Benchmarks from the creators already show impressive results:
👉 Toon Benchmarking and Key Features
So… why should I care?#
If you’re building anything that regularly feeds structured data into LLMs, for example, chatbots, AI-assisted code generation, or multi-step workflows, TOON can significantly reduce prompt size.
It’s not just about the money (although saving around 50% on token usage isn’t bad at all).
It’s also about speed. Fewer tokens mean faster inference and potentially lower latency, especially in real-time systems or when using streaming APIs.

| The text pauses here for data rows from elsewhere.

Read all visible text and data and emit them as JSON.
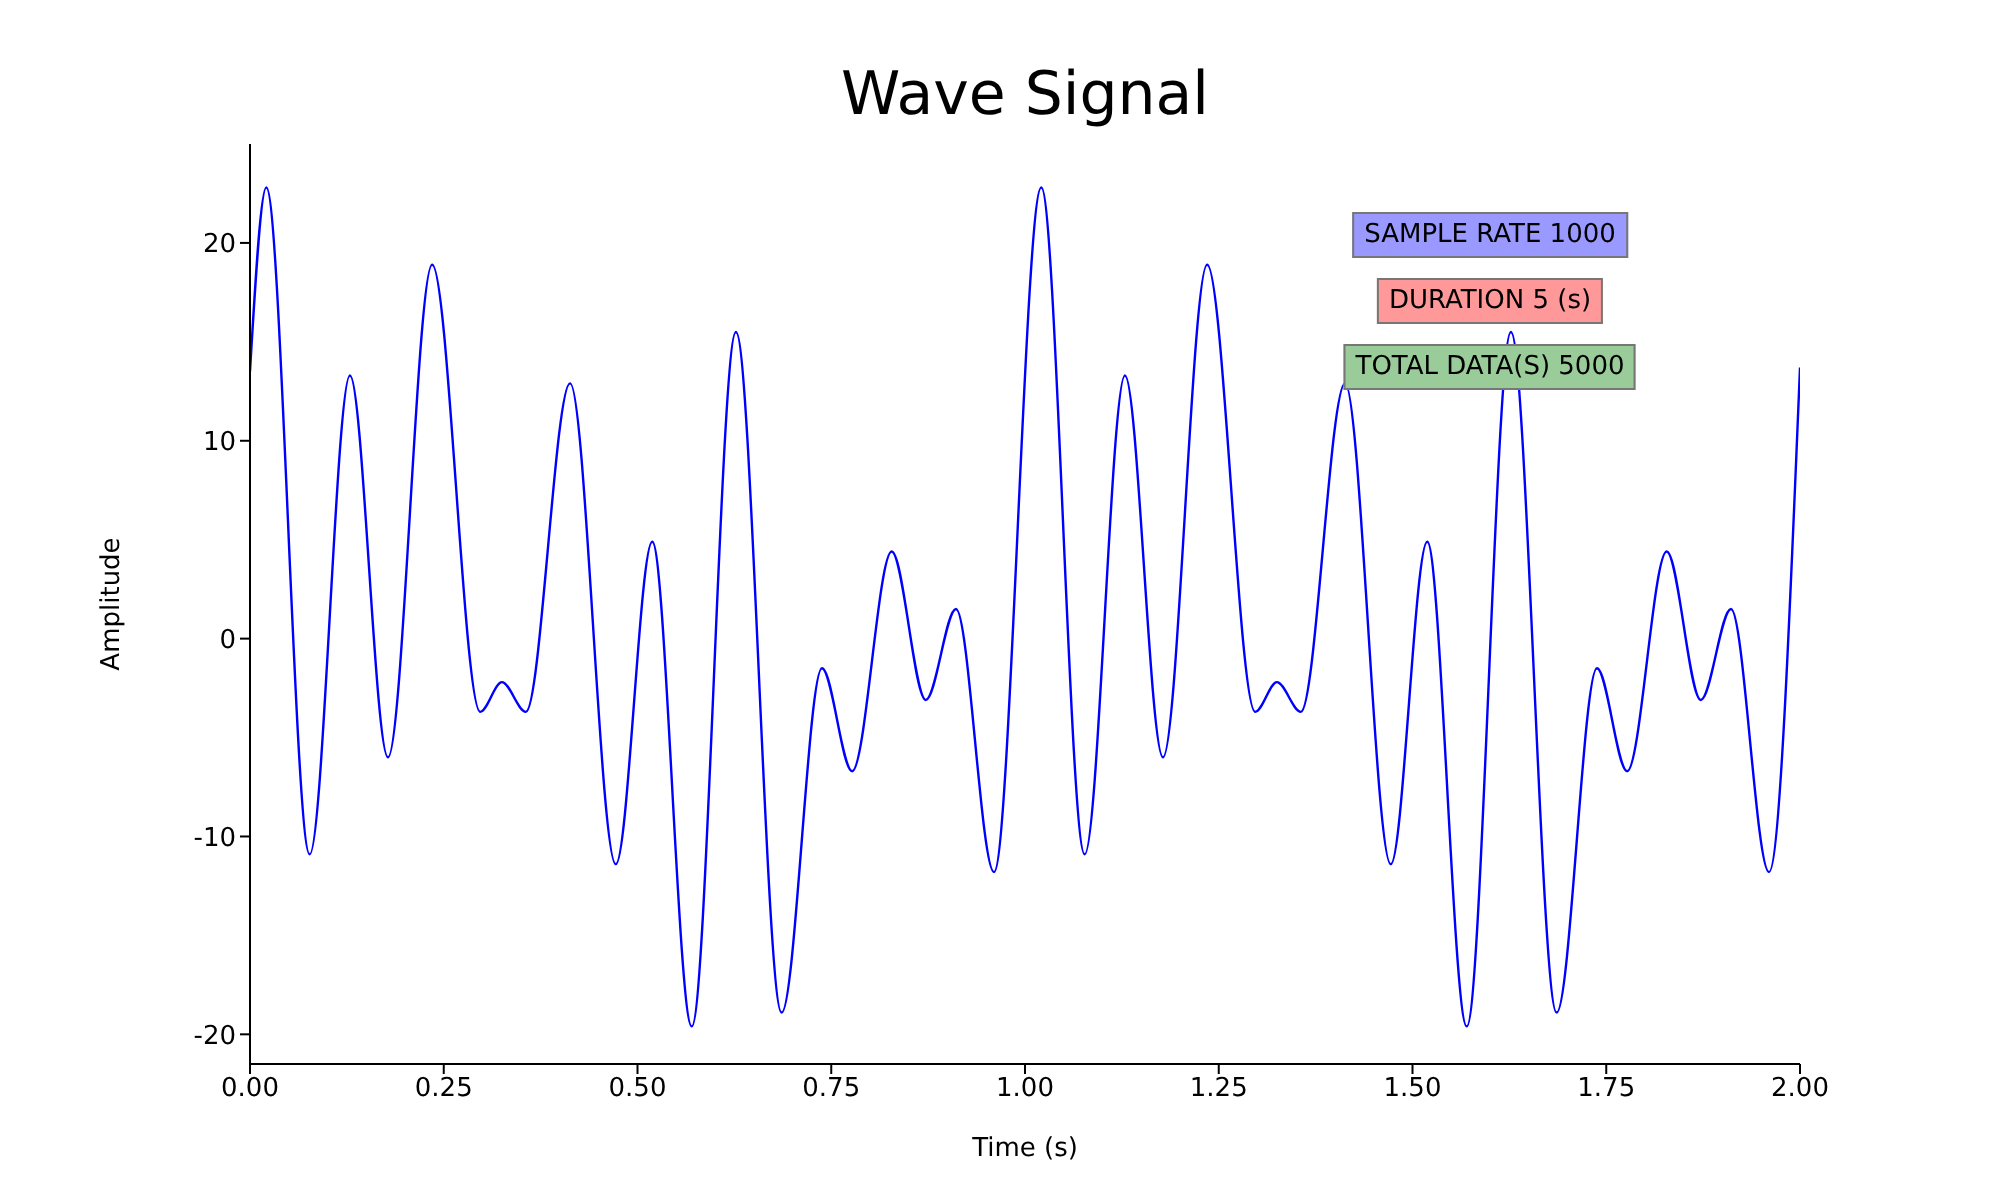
{
  "chart_data": {
    "type": "line",
    "title": "Wave Signal",
    "xlabel": "Time (s)",
    "ylabel": "Amplitude",
    "annotations": [
      "SAMPLE RATE 1000",
      "DURATION 5 (s)",
      "TOTAL DATA(S) 5000"
    ],
    "x": [
      0,
      0.021,
      0.077,
      0.129,
      0.178,
      0.235,
      0.297,
      0.325,
      0.356,
      0.413,
      0.472,
      0.519,
      0.57,
      0.627,
      0.686,
      0.738,
      0.777,
      0.828,
      0.872,
      0.911,
      0.96,
      1.021,
      1.077,
      1.129,
      1.178,
      1.235,
      1.297,
      1.325,
      1.356,
      1.413,
      1.472,
      1.519,
      1.57,
      1.627,
      1.686,
      1.738,
      1.777,
      1.828,
      1.872,
      1.911,
      1.96,
      2.0
    ],
    "series": [
      {
        "color": "#0000ff",
        "values": [
          13.5,
          22.8,
          -10.9,
          13.3,
          -6.0,
          18.9,
          -3.7,
          -2.2,
          -3.7,
          12.9,
          -11.4,
          4.9,
          -19.6,
          15.5,
          -18.9,
          -1.5,
          -6.7,
          4.4,
          -3.1,
          1.5,
          -11.8,
          22.8,
          -10.9,
          13.3,
          -6.0,
          18.9,
          -3.7,
          -2.2,
          -3.7,
          12.9,
          -11.4,
          4.9,
          -19.6,
          15.5,
          -18.9,
          -1.5,
          -6.7,
          4.4,
          -3.1,
          1.5,
          -11.8,
          13.7
        ]
      }
    ],
    "xlim": [
      0,
      2
    ],
    "xticks": [
      {
        "value": 0,
        "label": "0.00"
      },
      {
        "value": 0.25,
        "label": "0.25"
      },
      {
        "value": 0.5,
        "label": "0.50"
      },
      {
        "value": 0.75,
        "label": "0.75"
      },
      {
        "value": 1,
        "label": "1.00"
      },
      {
        "value": 1.25,
        "label": "1.25"
      },
      {
        "value": 1.5,
        "label": "1.50"
      },
      {
        "value": 1.75,
        "label": "1.75"
      },
      {
        "value": 2,
        "label": "2.00"
      }
    ],
    "ylim": [
      -21.5,
      25
    ],
    "yticks": [
      -20,
      -10,
      0,
      10,
      20
    ],
    "grid": false,
    "legend": false,
    "marker": "none",
    "line_style": "solid"
  }
}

And the best part: it’s already available for multiple languages (including):
🟦 .NET: ToonSharp
🐍 Python: python-toon / pytoon
🦫 Go: gotoon
Real-world evaluation#
So I’ve built a small benchmark tool to see how TOON actually performs compared to JSON.
Using a simple dataset of employees, I asked GPT to analyze the data and calculate the average salary by department. The tool measures prompt size, completion token count, and overall response time.
A big thanks to Sebastian Jensen for the neat ConsoleHelper class, it made the output look way more professional than I expected from a console app! 😄
Here are the results from my run:
| Type | Prompt Tokens | Completions Tokens | Duration |
|---|---|---|---|
| JSON | 1344 | 3475 | 00:00:28.3932721 |
| TOON | 589 | 2928 | 00:00:23.4953152 |
That’s roughly a 56% reduction in prompt tokens and a noticeable 5-second speed improvement, with the same output quality from the model. So yes, TOON doesn’t just look good on paper. It’s actually faster, cheaper, and still easy to read.
Closing thoughts#
It’s fascinating to see how we’ve come full circle: we spent years teaching AIs to output structured data, and now we’re optimizing our input to speak their language better.
Whether TOON becomes the new standard or just another clever niche idea, it’s definitely worth keeping an eye on. Especially if you care about performance, cost, and efficiency (and let’s be honest, who doesn’t?).